Friends are supposed to be the ones who support you and lift you up when you’re down. Friendships are special because they are bonds formed between people who hold a sense of trust in one another. Sometimes we need to re-evaluate the people we call our “friends”.
Here are 6 types of “friends” you should re-evaluate and steer clear of:
Mr. or Ms. Know-It-All often leave you confused or feeling less than whenever you’re around them. They might be older, wiser, or smarter, but have no problem rubbing it in your face. In conversations where you feel comfortable, they try to convince you that you are wrong, even if you are right. When it comes to topics you don’t know much about, they belittle you. Real friends don’t mind taking the time to explain things to you if you don’t understand and like to listen to you when the roles are switched.
This friend always has something negative to say. Sometimes your friends may be going through other issues in their lives, but complainers usually just have a negative impact on life. It seems as if nothing is ever good enough for them, and they give compliments very sparingly. If you’re not careful, their mood can rub off on you. Wherever you go with them, you have to beg them to see the bright side of things or whisper “Loosen up,” to get them to even consider having a good time.
This person is successful, happy, and may even be wealthy. This is all great until they start flaunting it every time you’re around. Braggers are showy people and will boast about their achievements to friends, family, and even strangers at a café. When true friends share their good news with you, your natural response should be happiness and joy. If a person’s conversations leave you thinking “Here he/she goes again,” it might be time to let them know how you’re feeling. If the problem persists, it may be safe to assume they didn’t take the conversation seriously.
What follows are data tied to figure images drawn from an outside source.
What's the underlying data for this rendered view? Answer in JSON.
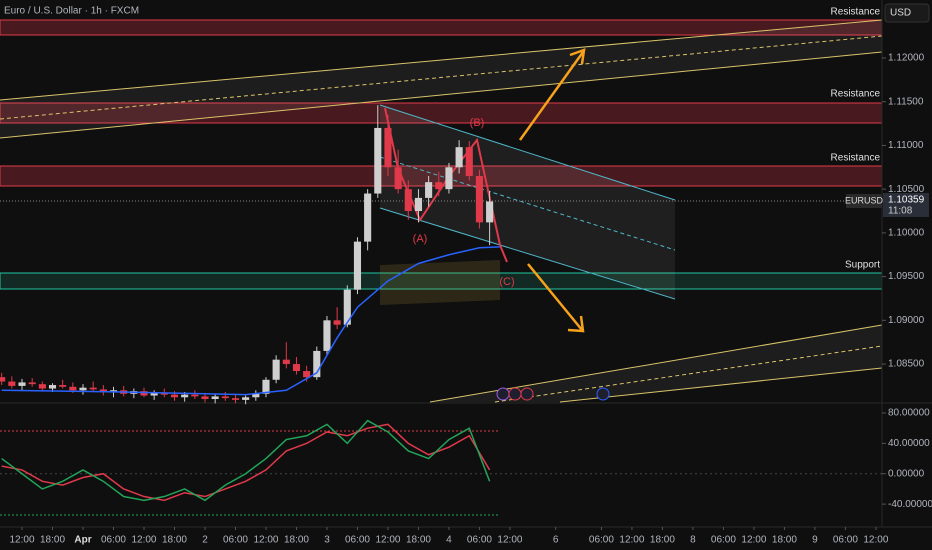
{
  "chart_data": [
    {
      "type": "candlestick",
      "title": "Euro / U.S. Dollar · 1h · FXCM",
      "currency": "USD",
      "symbol": "EURUSD",
      "countdown": "11:08",
      "annotations": [
        "Resistance",
        "Resistance",
        "Resistance",
        "Support",
        "(A)",
        "(B)",
        "(C)"
      ],
      "up_color": "#cfcfcf",
      "down_color": "#e0394a",
      "x": [
        -4,
        -2,
        0,
        2,
        4,
        6,
        8,
        10,
        12,
        14,
        16,
        18,
        20,
        22,
        24,
        26,
        28,
        30,
        32,
        34,
        36,
        38,
        40,
        42,
        44,
        46,
        48,
        50,
        52,
        54,
        56,
        58,
        60,
        62,
        64,
        66,
        68,
        70,
        72,
        74,
        76,
        78,
        80,
        82,
        84,
        86,
        88,
        90,
        92
      ],
      "open": [
        1.0835,
        1.083,
        1.0825,
        1.0829,
        1.0827,
        1.0822,
        1.0826,
        1.0824,
        1.082,
        1.0823,
        1.0821,
        1.0818,
        1.082,
        1.0816,
        1.0819,
        1.0814,
        1.0817,
        1.0815,
        1.0812,
        1.0815,
        1.0813,
        1.081,
        1.0813,
        1.0811,
        1.0809,
        1.0812,
        1.0816,
        1.0832,
        1.0855,
        1.085,
        1.0842,
        1.0835,
        1.0865,
        1.09,
        1.0895,
        1.0935,
        1.099,
        1.1045,
        1.112,
        1.1075,
        1.105,
        1.1025,
        1.104,
        1.1058,
        1.105,
        1.1075,
        1.1098,
        1.1065,
        1.1012
      ],
      "high": [
        1.084,
        1.0836,
        1.0833,
        1.0834,
        1.083,
        1.0828,
        1.0832,
        1.0829,
        1.0827,
        1.083,
        1.0826,
        1.0824,
        1.0825,
        1.0822,
        1.0823,
        1.082,
        1.0822,
        1.0819,
        1.0818,
        1.082,
        1.0817,
        1.0816,
        1.0818,
        1.0815,
        1.0814,
        1.082,
        1.0835,
        1.086,
        1.0875,
        1.0858,
        1.0848,
        1.087,
        1.0905,
        1.0915,
        1.094,
        1.0995,
        1.105,
        1.1146,
        1.1135,
        1.1095,
        1.106,
        1.105,
        1.1065,
        1.107,
        1.108,
        1.1106,
        1.1105,
        1.1072,
        1.1048
      ],
      "low": [
        1.0826,
        1.0822,
        1.082,
        1.0824,
        1.0819,
        1.0818,
        1.0822,
        1.0817,
        1.0815,
        1.0819,
        1.0814,
        1.0812,
        1.0813,
        1.0811,
        1.0812,
        1.0809,
        1.0812,
        1.0808,
        1.0807,
        1.081,
        1.0806,
        1.0805,
        1.0808,
        1.0805,
        1.0804,
        1.0808,
        1.0812,
        1.0828,
        1.0845,
        1.0838,
        1.083,
        1.0832,
        1.086,
        1.089,
        1.0892,
        1.093,
        1.098,
        1.104,
        1.1065,
        1.1045,
        1.1015,
        1.1012,
        1.103,
        1.1042,
        1.1045,
        1.1068,
        1.106,
        1.1005,
        1.0986
      ],
      "close": [
        1.083,
        1.0825,
        1.0829,
        1.0827,
        1.0822,
        1.0826,
        1.0824,
        1.082,
        1.0823,
        1.0821,
        1.0818,
        1.082,
        1.0816,
        1.0819,
        1.0814,
        1.0817,
        1.0815,
        1.0812,
        1.0815,
        1.0813,
        1.081,
        1.0813,
        1.0811,
        1.0809,
        1.0812,
        1.0816,
        1.0832,
        1.0855,
        1.085,
        1.0842,
        1.0835,
        1.0865,
        1.09,
        1.0895,
        1.0935,
        1.099,
        1.1045,
        1.112,
        1.1075,
        1.105,
        1.1025,
        1.104,
        1.1058,
        1.105,
        1.1075,
        1.1098,
        1.1065,
        1.1012,
        1.10359
      ],
      "overlays": [
        {
          "color": "#2962ff",
          "x": [
            -4,
            20,
            44,
            52,
            58,
            62,
            66,
            72,
            78,
            84,
            90,
            94
          ],
          "values": [
            1.082,
            1.0818,
            1.0815,
            1.082,
            1.084,
            1.088,
            1.0915,
            1.0945,
            1.0965,
            1.0975,
            1.0983,
            1.0984
          ]
        }
      ],
      "xlim": [
        -4.33,
        169.2
      ],
      "xticks": [
        {
          "value": 0,
          "label": "12:00"
        },
        {
          "value": 6,
          "label": "18:00"
        },
        {
          "value": 12,
          "label": "Apr"
        },
        {
          "value": 18,
          "label": "06:00"
        },
        {
          "value": 24,
          "label": "12:00"
        },
        {
          "value": 30,
          "label": "18:00"
        },
        {
          "value": 36,
          "label": "2"
        },
        {
          "value": 42,
          "label": "06:00"
        },
        {
          "value": 48,
          "label": "12:00"
        },
        {
          "value": 54,
          "label": "18:00"
        },
        {
          "value": 60,
          "label": "3"
        },
        {
          "value": 66,
          "label": "06:00"
        },
        {
          "value": 72,
          "label": "12:00"
        },
        {
          "value": 78,
          "label": "18:00"
        },
        {
          "value": 84,
          "label": "4"
        },
        {
          "value": 90,
          "label": "06:00"
        },
        {
          "value": 96,
          "label": "12:00"
        },
        {
          "value": 105,
          "label": "6"
        },
        {
          "value": 114,
          "label": "06:00"
        },
        {
          "value": 120,
          "label": "12:00"
        },
        {
          "value": 126,
          "label": "18:00"
        },
        {
          "value": 132,
          "label": "8"
        },
        {
          "value": 138,
          "label": "06:00"
        },
        {
          "value": 144,
          "label": "12:00"
        },
        {
          "value": 150,
          "label": "18:00"
        },
        {
          "value": 156,
          "label": "9"
        },
        {
          "value": 162,
          "label": "06:00"
        },
        {
          "value": 168,
          "label": "12:00"
        }
      ],
      "ylim": [
        1.08066,
        1.12663
      ],
      "yticks": [
        {
          "value": 1.12,
          "label": "1.12000"
        },
        {
          "value": 1.115,
          "label": "1.11500"
        },
        {
          "value": 1.11,
          "label": "1.11000"
        },
        {
          "value": 1.105,
          "label": "1.10500"
        },
        {
          "value": 1.1,
          "label": "1.10000"
        },
        {
          "value": 1.095,
          "label": "1.09500"
        },
        {
          "value": 1.09,
          "label": "1.09000"
        },
        {
          "value": 1.085,
          "label": "1.08500"
        }
      ]
    },
    {
      "type": "line",
      "x": [
        -4,
        0,
        4,
        8,
        12,
        16,
        20,
        24,
        28,
        32,
        36,
        40,
        44,
        48,
        52,
        56,
        60,
        64,
        68,
        72,
        76,
        80,
        84,
        88,
        92
      ],
      "series": [
        {
          "color": "#e0394a",
          "values": [
            10,
            5,
            -10,
            -15,
            -5,
            0,
            -20,
            -30,
            -35,
            -25,
            -30,
            -20,
            -10,
            5,
            30,
            40,
            55,
            50,
            60,
            65,
            40,
            25,
            35,
            50,
            5
          ]
        },
        {
          "color": "#22a559",
          "values": [
            20,
            0,
            -20,
            -10,
            5,
            -10,
            -30,
            -35,
            -30,
            -20,
            -35,
            -15,
            0,
            20,
            45,
            50,
            65,
            40,
            70,
            55,
            30,
            20,
            45,
            60,
            -10
          ]
        }
      ],
      "xlim": [
        -4.33,
        169.2
      ],
      "ylim": [
        -67.5,
        90.5
      ],
      "yticks": [
        {
          "value": 80,
          "label": "80.00000"
        },
        {
          "value": 40,
          "label": "40.00000"
        },
        {
          "value": 0,
          "label": "0.00000"
        },
        {
          "value": -40,
          "label": "-40.00000"
        }
      ]
    }
  ]
}
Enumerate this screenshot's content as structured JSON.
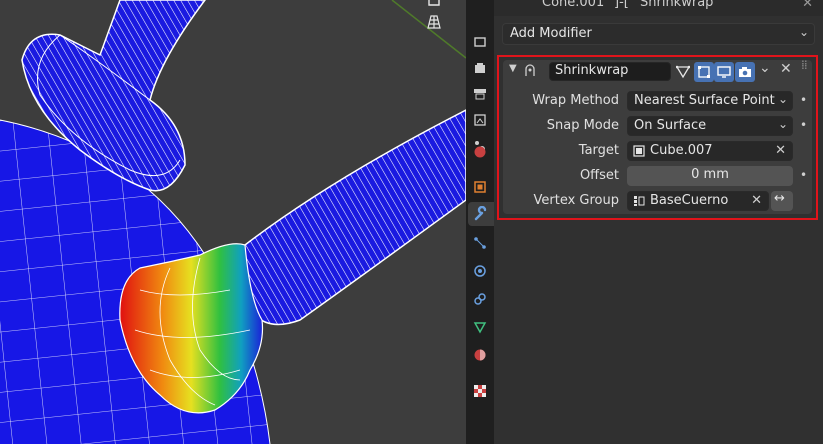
{
  "header": {
    "object_name": "Cone.001",
    "separator": "]-[",
    "modifier_name": "Shrinkwrap"
  },
  "add_modifier": {
    "label": "Add Modifier"
  },
  "modifier": {
    "name": "Shrinkwrap",
    "rows": {
      "wrap_method": {
        "label": "Wrap Method",
        "value": "Nearest Surface Point"
      },
      "snap_mode": {
        "label": "Snap Mode",
        "value": "On Surface"
      },
      "target": {
        "label": "Target",
        "value": "Cube.007"
      },
      "offset": {
        "label": "Offset",
        "value": "0 mm"
      },
      "vertex_group": {
        "label": "Vertex Group",
        "value": "BaseCuerno"
      }
    }
  },
  "tabs": [
    "tool-icon",
    "render-icon",
    "output-icon",
    "view-layer-icon",
    "scene-icon",
    "world-icon",
    "object-icon",
    "modifier-icon",
    "particles-icon",
    "physics-icon",
    "constraints-icon",
    "data-icon",
    "material-icon",
    "texture-icon"
  ],
  "colors": {
    "accent": "#4772b3",
    "highlight_border": "#e0141b",
    "panel_bg": "#3d3d3d"
  }
}
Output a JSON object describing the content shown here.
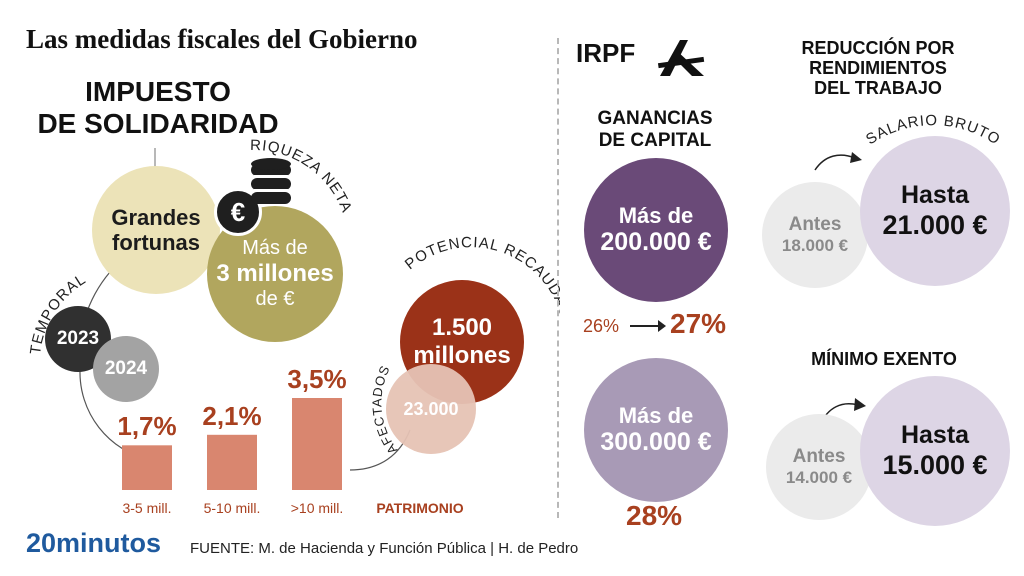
{
  "title": "Las medidas fiscales del Gobierno",
  "solidaridad": {
    "heading_line1": "IMPUESTO",
    "heading_line2": "DE SOLIDARIDAD",
    "grandes_fortunas_line1": "Grandes",
    "grandes_fortunas_line2": "fortunas",
    "riqueza_label": "RIQUEZA NETA",
    "riqueza_line1": "Más de",
    "riqueza_line2": "3 millones",
    "riqueza_line3": "de €",
    "temporal_label": "TEMPORAL",
    "year1": "2023",
    "year2": "2024",
    "recaudacion_label": "POTENCIAL RECAUDACIÓN",
    "recaudacion_line1": "1.500",
    "recaudacion_line2": "millones",
    "afectados_label": "AFECTADOS",
    "afectados_value": "23.000",
    "patrimonio_label": "PATRIMONIO"
  },
  "chart_data": {
    "type": "bar",
    "categories": [
      "3-5 mill.",
      "5-10 mill.",
      ">10 mill."
    ],
    "values": [
      1.7,
      2.1,
      3.5
    ],
    "value_labels": [
      "1,7%",
      "2,1%",
      "3,5%"
    ],
    "title": "",
    "xlabel": "PATRIMONIO",
    "ylabel": "",
    "ylim": [
      0,
      3.5
    ],
    "grid": false,
    "color": "#d9866f"
  },
  "irpf": {
    "label": "IRPF",
    "ganancias_line1": "GANANCIAS",
    "ganancias_line2": "DE CAPITAL",
    "tramo1_line1": "Más de",
    "tramo1_line2": "200.000 €",
    "tramo1_before": "26%",
    "tramo1_after": "27%",
    "tramo2_line1": "Más de",
    "tramo2_line2": "300.000 €",
    "tramo2_rate": "28%"
  },
  "reduccion": {
    "heading_line1": "REDUCCIÓN POR",
    "heading_line2": "RENDIMIENTOS",
    "heading_line3": "DEL TRABAJO",
    "salario_label": "SALARIO BRUTO",
    "antes_label": "Antes",
    "antes_value": "18.000 €",
    "hasta_label": "Hasta",
    "hasta_value": "21.000 €"
  },
  "minimo": {
    "heading": "MÍNIMO EXENTO",
    "antes_label": "Antes",
    "antes_value": "14.000 €",
    "hasta_label": "Hasta",
    "hasta_value": "15.000 €"
  },
  "footer": {
    "logo": "20minutos",
    "source": "FUENTE: M. de Hacienda y Función Pública  |  H. de Pedro"
  },
  "icons": [
    "euro-coin-icon",
    "coin-stack-icon",
    "tax-agency-logo-icon"
  ],
  "colors": {
    "cream": "#ece3b8",
    "olive": "#b1a65e",
    "dark_gray": "#303030",
    "mid_gray": "#a3a3a3",
    "rust": "#9b3218",
    "salmon": "#e6c3b5",
    "bar": "#d9866f",
    "purple_dark": "#6a4a78",
    "purple_light": "#a89ab6",
    "lavender": "#ddd5e5",
    "light_gray": "#ebebeb"
  }
}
For them, there’s always an excuse for why they can’t hang out with you. Sometimes the reasons are valid, but lately, they just haven’t been adding up. You feel as if there’s always something “more important” than you that holds their attention. To make matters worse, after they decline to your plans, they post a picture on social media of them doing something with someone else. If you don’t suggest something they really enjoy, the answer is no. They never initiate plans, but on the off chance that they do, you still have a strong feeling that they will cancel.
Being selfless is not a bad quality to have, but in your friendship with this person, it’s all about them, them, and them. Friends help each other in times of need, but also value the balance of give and take. Before you even notice, you’ve given more to them than they’ve ever given you. At first, it was small offerings of kindness. Then it became big favors. Now they expect certain things from you and become disappointed when you stand your ground.
The line between telling the truth and being rude is very thin, but it still exists. During a time when you’re not feeling your best, it is the job of your friend(s) to nurture your feelings and help you feel better. Honesty is a valued trait in friendships, but real friends do not kick you while you are down. This friend is all about “I told you,” and doesn’t take the time to let you fully heal. Even when you are feeling like yourself, they make slick comments that ruin your mood. They might even be a foe in disguise.
It can be very difficult to let go of the relationships that you’ve worked so hard to build. As time passes and memories are made, it becomes harder to drift and grow away from certain people. However, it is normal. Not everyone that comes into your life is meant to stay there, and you should not feel bad about not wanting to support those relationships anymore. You can always make new friends! If your subconscious is telling you to move on, it might be best to move with purpose.